Felizmente, Benedict ainda estava com a guarda alta o bastante para não se deixar ser atingido, mesmo que a um certo custo.
— Benedict tem razão, irmão. Já faz alguns dias que anda meio...aéreo, e agora nos tira para um treino de esgrima? Pode ser o mais velho, mas o conhecemos o mesmo número de anos que nos conhece. — Colin intercedeu em favor ao questionamento de Bene, intercalando o olhar entre os irmãos, até se fixar em seu mais velho.
— Mais que inferno, será que não podemos apenas treinar, ou tem tanto medo de mim que preferem tiro ao alvo?! Tenho certeza que as cerâmicas não reclamariam tanto quanto vocês! — o visconde devolveu impaciente, tacando seu florete de lado, marchando a passos duros até a cadeira mais próxima.
Benedict e Colin, que já estavam mais do que acostumados com suas oscilações de humor, não se afetaram com o ataque feito contra seus egos.
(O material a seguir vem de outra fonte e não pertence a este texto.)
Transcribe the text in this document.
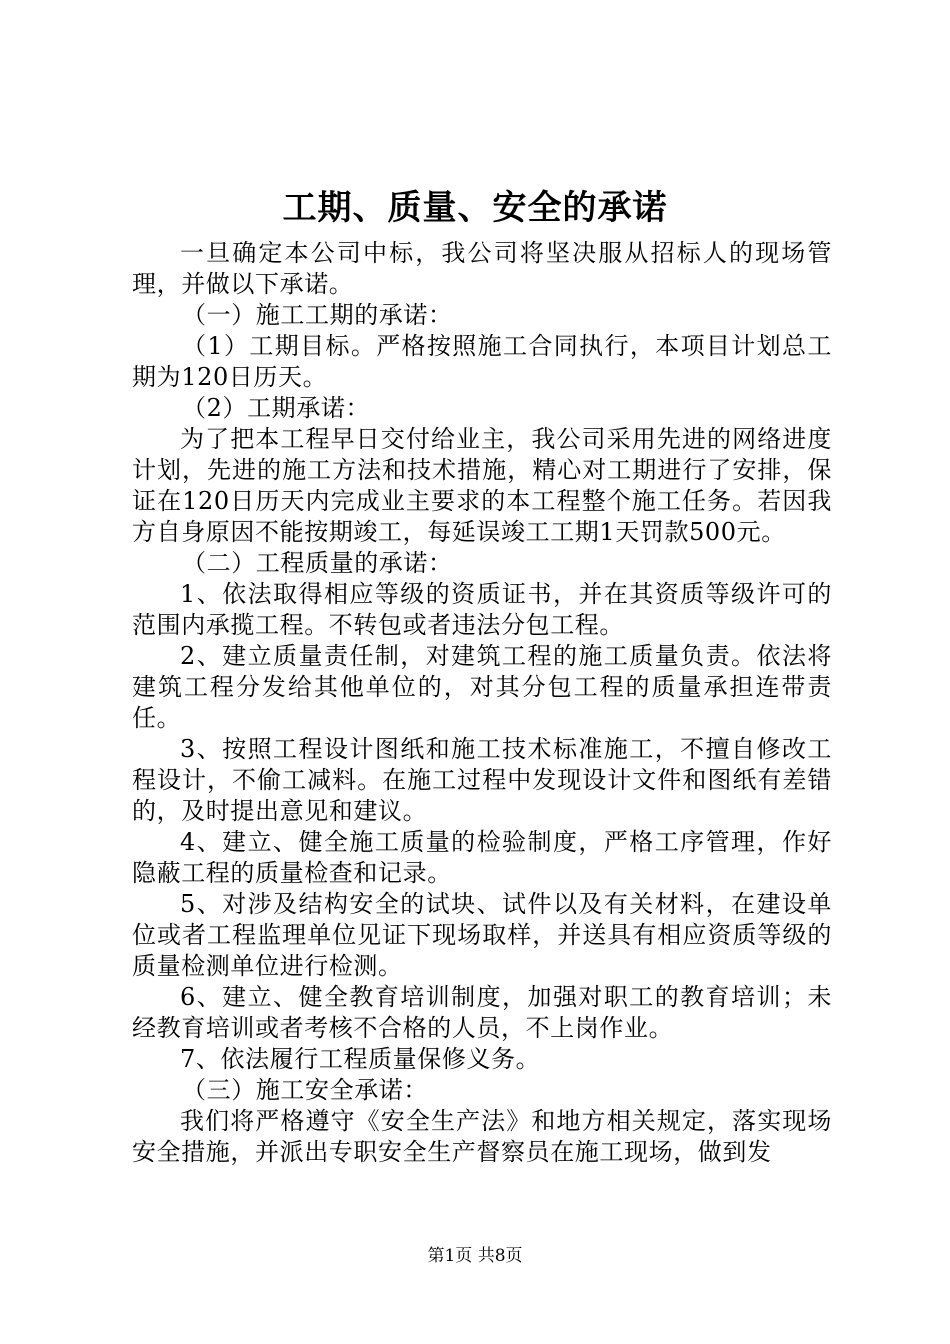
工期、质量、安全的承诺

一旦确定本公司中标，我公司将坚决服从招标人的现场管理，并做以下承诺。

（一）施工工期的承诺：

（1）工期目标。严格按照施工合同执行，本项目计划总工期为120日历天。

（2）工期承诺：

为了把本工程早日交付给业主，我公司采用先进的网络进度计划，先进的施工方法和技术措施，精心对工期进行了安排，保证在120日历天内完成业主要求的本工程整个施工任务。若因我方自身原因不能按期竣工，每延误竣工工期1天罚款500元。

（二）工程质量的承诺：

1、依法取得相应等级的资质证书，并在其资质等级许可的范围内承揽工程。不转包或者违法分包工程。

2、建立质量责任制，对建筑工程的施工质量负责。依法将建筑工程分发给其他单位的，对其分包工程的质量承担连带责任。

3、按照工程设计图纸和施工技术标准施工，不擅自修改工程设计，不偷工减料。在施工过程中发现设计文件和图纸有差错的，及时提出意见和建议。

4、建立、健全施工质量的检验制度，严格工序管理，作好隐蔽工程的质量检查和记录。

5、对涉及结构安全的试块、试件以及有关材料，在建设单位或者工程监理单位见证下现场取样，并送具有相应资质等级的质量检测单位进行检测。

6、建立、健全教育培训制度，加强对职工的教育培训；未经教育培训或者考核不合格的人员，不上岗作业。

7、依法履行工程质量保修义务。

（三）施工安全承诺：

我们将严格遵守《安全生产法》和地方相关规定，落实现场安全措施，并派出专职安全生产督察员在施工现场，做到发

第1页 共8页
Contudo, tinham de admitir que ver seu irmão reagir daquele jeito os preocupava, pois havia mais do que raiva ali, ao ponto que quase beirava à melancolia.
— Aceito a troca de esportes, mas terá de fazer valer de algo, caso queira manter nossa companhia! — Colin concordou, recolhendo os floretes, para os descansar no suporte. — Podemos não ter o White's para frequentar, mas sei de um bar bom o bastante para fazer as nossas tardes: O perdedor paga!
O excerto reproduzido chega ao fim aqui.